ELECTROCHEMICAL STUDIES OF GANCICLOVIR AS THE ADSORBED CATALYST ON MERCURY ELECTRODE

Although ganciclovir (gan) as a purine analogue is a compound of biological interest (antiviral drug), it has been rarely electrochemically studied. In this paper surface catalytic electrode mechanism based on the hydrogen evolution reaction is analyzed under conditions of square-wave voltammetry and differential capacity curves of double layer measurements. The electrode mechanism is assumed to involve a preceding chemical reaction in which the adsorbed catalyst (gan(ads)) is protonated at the electrode surface, i.e., gan(ads) + H-aq(+) -> ganH+(ads).
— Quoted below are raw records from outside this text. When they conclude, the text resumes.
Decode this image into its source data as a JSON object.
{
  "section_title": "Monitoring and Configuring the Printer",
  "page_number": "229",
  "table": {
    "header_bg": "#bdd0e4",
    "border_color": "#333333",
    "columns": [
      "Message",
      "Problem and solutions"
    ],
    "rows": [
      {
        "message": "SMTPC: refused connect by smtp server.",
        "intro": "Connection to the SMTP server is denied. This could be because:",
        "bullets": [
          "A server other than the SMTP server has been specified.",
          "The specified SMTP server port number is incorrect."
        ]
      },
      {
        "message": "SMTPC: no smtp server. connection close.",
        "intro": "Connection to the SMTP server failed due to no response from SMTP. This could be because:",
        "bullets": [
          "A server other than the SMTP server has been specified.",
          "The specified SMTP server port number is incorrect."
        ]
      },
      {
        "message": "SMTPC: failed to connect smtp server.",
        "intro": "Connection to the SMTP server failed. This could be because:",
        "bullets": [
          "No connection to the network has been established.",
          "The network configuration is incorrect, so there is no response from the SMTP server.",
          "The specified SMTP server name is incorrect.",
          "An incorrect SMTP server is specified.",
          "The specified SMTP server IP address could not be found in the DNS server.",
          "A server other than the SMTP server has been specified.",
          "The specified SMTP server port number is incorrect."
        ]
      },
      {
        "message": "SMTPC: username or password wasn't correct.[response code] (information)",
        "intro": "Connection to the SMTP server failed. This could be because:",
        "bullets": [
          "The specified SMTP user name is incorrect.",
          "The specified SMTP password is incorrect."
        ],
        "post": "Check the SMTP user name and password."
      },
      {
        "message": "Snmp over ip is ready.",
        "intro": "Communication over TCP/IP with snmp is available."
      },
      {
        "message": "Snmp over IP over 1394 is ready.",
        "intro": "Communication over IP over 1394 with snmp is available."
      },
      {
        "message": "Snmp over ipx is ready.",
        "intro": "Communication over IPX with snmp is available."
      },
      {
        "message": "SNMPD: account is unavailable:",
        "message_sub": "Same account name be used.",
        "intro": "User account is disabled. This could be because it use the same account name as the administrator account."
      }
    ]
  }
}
The protonated form of the catalyst (ganH+(ads)) is irreversibly reduced at potential about -1.35 V vs Ag|AgCl, yielding the initial form of the catalyst and atomic hydrogen, i.e., ganH+(ads) + e -> gan(ads) + H-aq. Changes of zero charge potential and surface tension point to the adsorption of ganciclovir molecule directed with guanine group to the mercury surface and suggests that ganciclovir molecules are not placed flat on the mercury surface. The effect of adsorption on mercury electrode was studied in detail in respect to analytical usefulness of the obtained results. A new catalytic method for voltammetric determination of ganciclovir was developed. The detection and quantification limits were 1.3 x 10(-7) and 4.3 x 10(-7) mol l(-1) for square-wave voltammetry, and 1.4 x 10(-7) and 4.7 x 10(-7) mol l(-1) for linear-sweep voltammetry.